Les Commissionnaires offre désormais un service d’empreintes digitales numériques

Neil Sutton, Securing the Nation
Le 1 octobre 2008

Une technologie numérique très prometteuse propulse les empreintes digitales, l’une des plus anciennes technologies de sécurité, dans une ère nouvelle où le scanneur remplace « l’encreur ».

L’ancienne méthode de prise d'empreintes à l'encre trouve son origine en Chine au 9e siècle à l'époque où les empreintes digitales des marchands servaient à garantir un titre de créance. L’utilisation des empreintes digitales à des fins d’identification criminelle remonte cependant au 18e siècle alors qu’un policier argentin réussit à soumettre une empreinte digitale en preuve lors d’un procès pour meurtre.

Dès lors, les empreintes digitales devenaient la norme pour les agences de police à travers le monde. Cependant, les anciennes méthodes à l'encre font maintenant place à l’électronique.

La technologie numérique remplace le tampon encreur par un scanneur optique permettant de capter les empreintes et de les sauvegarder en format électronique.

« Le principal avantage de cette technologie est la rapidité », souligne Jim Watts, Président et Directeur général de Les Commissionnaires, division des Grands Lacs, l’une des rares entreprises canadiennes autorisées par la GRC à prendre des empreintes digitales à son nom.

« Avec l’ancien système à l’encre, on devait se rendre au bureau pour faire prendre ses empreintes sur un formulaire de la GRC. Le formulaire était ensuite posté aux locaux de la GRC à Ottawa et l’on devait ensuite attendre, attendre encore, et attendre davantage.

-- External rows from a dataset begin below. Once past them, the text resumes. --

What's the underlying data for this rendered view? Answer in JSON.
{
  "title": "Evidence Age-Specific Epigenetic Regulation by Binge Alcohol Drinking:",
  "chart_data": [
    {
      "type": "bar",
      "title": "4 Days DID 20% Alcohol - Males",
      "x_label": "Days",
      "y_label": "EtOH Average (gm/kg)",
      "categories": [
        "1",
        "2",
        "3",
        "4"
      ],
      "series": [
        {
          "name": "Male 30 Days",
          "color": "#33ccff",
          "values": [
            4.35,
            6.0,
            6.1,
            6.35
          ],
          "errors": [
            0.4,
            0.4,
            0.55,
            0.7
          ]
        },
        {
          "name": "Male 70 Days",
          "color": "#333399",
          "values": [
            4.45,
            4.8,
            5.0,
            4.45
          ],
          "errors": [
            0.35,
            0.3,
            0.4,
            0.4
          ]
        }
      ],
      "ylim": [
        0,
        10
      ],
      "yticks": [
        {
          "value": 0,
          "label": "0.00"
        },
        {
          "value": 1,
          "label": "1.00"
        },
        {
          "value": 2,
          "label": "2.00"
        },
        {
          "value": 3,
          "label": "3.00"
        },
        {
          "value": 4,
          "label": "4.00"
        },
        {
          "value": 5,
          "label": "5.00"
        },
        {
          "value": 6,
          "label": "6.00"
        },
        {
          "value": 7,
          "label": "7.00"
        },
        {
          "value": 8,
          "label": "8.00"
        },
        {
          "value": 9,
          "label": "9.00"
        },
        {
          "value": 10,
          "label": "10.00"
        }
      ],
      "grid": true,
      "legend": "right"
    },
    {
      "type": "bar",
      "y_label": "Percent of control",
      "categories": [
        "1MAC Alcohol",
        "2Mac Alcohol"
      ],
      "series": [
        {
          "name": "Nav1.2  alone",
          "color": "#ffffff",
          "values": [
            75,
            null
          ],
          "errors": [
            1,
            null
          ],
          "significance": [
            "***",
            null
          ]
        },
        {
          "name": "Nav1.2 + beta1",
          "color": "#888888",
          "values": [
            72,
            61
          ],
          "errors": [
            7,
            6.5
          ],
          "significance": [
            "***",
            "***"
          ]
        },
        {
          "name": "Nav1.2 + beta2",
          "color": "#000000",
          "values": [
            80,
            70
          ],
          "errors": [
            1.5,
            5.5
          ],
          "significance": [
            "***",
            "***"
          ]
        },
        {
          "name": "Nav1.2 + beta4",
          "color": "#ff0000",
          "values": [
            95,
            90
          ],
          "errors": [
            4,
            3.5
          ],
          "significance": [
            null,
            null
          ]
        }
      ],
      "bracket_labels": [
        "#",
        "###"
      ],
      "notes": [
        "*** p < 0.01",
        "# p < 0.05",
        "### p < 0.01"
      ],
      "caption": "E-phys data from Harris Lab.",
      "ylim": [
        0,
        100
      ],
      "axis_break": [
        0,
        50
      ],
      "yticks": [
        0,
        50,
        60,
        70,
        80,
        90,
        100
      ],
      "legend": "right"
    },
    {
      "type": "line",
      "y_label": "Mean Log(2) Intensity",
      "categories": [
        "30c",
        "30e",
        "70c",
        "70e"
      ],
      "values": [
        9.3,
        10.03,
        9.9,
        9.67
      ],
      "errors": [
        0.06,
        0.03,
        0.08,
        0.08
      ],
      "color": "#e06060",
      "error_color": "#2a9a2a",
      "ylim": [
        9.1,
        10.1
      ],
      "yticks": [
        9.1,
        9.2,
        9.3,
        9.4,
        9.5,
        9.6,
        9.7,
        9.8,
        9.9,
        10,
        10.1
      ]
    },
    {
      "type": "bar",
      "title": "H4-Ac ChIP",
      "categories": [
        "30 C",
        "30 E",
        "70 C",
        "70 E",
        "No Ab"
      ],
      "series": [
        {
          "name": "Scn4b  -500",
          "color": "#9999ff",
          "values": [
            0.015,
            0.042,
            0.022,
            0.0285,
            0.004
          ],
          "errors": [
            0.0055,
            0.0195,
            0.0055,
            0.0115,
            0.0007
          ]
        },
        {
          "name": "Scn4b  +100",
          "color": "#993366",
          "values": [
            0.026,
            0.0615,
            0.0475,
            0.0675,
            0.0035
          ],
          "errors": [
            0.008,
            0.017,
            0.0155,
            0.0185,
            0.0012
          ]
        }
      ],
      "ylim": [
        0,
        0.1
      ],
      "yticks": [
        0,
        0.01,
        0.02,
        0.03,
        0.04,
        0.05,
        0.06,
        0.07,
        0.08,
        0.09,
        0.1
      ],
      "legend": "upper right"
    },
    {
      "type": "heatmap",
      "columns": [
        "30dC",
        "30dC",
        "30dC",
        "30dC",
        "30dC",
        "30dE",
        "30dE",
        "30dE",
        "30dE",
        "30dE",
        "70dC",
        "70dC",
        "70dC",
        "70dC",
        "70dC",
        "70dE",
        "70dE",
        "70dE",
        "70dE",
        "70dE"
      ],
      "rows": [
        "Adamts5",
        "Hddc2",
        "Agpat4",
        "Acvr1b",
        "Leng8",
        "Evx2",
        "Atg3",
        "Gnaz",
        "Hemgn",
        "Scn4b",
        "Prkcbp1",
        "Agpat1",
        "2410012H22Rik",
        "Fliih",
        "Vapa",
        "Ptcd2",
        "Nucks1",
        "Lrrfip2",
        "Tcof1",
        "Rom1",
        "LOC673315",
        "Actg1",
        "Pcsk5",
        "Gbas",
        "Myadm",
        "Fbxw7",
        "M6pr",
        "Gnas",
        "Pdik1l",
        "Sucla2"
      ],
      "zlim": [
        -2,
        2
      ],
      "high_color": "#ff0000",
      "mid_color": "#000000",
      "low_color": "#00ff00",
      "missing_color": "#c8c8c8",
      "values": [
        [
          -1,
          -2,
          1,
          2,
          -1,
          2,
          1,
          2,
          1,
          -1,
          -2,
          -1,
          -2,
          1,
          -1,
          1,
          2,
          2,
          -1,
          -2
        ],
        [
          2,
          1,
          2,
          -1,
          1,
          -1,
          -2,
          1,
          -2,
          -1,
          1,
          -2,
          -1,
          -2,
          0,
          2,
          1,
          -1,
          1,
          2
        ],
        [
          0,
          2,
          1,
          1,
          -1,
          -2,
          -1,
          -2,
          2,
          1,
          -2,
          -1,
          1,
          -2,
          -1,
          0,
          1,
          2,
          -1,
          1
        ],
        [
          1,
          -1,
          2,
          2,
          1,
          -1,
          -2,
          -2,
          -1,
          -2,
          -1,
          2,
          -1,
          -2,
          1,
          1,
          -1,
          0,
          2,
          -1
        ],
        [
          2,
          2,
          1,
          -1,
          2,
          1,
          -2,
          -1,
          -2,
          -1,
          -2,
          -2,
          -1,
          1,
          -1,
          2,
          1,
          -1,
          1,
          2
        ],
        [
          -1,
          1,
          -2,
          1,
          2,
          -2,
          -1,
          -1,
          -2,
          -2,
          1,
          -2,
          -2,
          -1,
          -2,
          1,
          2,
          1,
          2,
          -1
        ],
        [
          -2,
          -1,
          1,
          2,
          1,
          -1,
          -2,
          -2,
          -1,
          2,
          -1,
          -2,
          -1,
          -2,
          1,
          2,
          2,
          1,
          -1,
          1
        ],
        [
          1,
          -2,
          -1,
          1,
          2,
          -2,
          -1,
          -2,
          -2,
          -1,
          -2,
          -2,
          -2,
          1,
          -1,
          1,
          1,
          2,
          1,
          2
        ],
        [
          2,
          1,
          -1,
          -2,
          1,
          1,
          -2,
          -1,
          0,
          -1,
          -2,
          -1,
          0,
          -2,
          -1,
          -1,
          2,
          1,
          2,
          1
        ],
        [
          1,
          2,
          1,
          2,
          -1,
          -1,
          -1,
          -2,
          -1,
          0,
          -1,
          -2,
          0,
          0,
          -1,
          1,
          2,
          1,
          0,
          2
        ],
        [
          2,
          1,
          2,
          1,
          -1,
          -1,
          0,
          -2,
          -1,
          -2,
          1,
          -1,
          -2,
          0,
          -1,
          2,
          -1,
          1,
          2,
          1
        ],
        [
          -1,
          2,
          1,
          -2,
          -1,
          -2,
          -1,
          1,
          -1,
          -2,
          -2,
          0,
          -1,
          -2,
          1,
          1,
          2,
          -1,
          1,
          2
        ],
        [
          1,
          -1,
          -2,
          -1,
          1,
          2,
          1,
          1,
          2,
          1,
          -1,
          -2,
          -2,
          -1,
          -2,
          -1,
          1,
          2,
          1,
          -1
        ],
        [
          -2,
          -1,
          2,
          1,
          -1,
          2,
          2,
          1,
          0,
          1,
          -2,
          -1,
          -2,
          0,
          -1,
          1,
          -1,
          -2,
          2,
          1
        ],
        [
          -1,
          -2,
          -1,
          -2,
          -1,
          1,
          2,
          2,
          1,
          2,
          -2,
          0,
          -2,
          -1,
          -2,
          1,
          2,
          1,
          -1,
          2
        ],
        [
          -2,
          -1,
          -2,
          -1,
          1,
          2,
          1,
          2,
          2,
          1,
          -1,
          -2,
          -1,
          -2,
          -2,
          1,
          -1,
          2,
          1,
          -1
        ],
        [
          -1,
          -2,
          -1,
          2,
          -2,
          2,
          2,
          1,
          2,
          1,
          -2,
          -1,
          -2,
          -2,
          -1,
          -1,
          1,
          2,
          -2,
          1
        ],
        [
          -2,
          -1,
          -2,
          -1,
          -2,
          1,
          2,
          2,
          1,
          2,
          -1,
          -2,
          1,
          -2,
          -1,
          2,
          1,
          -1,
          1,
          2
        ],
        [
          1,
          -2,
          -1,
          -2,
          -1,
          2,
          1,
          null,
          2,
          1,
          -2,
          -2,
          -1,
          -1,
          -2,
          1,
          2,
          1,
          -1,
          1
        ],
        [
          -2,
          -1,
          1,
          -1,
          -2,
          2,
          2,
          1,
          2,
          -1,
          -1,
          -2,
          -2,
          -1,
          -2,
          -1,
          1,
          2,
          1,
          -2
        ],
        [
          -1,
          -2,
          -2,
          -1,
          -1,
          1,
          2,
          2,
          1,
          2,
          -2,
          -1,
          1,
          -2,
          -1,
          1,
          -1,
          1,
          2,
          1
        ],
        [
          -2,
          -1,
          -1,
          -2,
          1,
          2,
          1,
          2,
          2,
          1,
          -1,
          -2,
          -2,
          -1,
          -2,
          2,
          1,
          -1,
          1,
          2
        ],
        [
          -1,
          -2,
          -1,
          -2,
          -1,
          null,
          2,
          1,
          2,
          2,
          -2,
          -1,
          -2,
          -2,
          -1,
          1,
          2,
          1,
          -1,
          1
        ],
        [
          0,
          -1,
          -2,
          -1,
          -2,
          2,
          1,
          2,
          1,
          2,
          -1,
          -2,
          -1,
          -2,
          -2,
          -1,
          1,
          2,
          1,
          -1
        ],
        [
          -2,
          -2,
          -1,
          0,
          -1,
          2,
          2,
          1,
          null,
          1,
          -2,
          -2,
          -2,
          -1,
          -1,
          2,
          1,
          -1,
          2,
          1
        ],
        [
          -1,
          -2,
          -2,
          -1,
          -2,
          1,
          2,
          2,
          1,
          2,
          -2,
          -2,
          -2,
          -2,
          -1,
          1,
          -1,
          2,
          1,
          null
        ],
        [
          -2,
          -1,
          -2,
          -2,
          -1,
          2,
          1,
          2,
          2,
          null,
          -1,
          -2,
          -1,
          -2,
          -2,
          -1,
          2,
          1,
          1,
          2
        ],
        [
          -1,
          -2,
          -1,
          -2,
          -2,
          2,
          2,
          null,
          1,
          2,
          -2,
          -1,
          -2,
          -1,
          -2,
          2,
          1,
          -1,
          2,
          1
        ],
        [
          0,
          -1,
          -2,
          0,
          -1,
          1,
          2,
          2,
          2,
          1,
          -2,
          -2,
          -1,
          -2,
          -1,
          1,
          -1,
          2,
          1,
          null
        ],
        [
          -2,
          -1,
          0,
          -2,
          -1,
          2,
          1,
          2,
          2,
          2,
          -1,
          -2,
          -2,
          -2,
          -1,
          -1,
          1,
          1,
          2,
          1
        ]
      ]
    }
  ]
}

Typiquement, les délais de traitement pouvaient s’étendre sur une période de quatre à six mois », précise-t-il.

La technologie numérique permet de transmettre les empreintes digitales à la base de données de la GRC par voie électronique, ce qui entraîne une réduction considérable des délais d’attente.

« Nous promettons des résultats dans les 10 jours. Dans les faits, les délais de traitement ne sont que d’environ 12 secondes. Il nous est même arrivé de recevoir des résultats de la GRC le même jour », affirme-t-il.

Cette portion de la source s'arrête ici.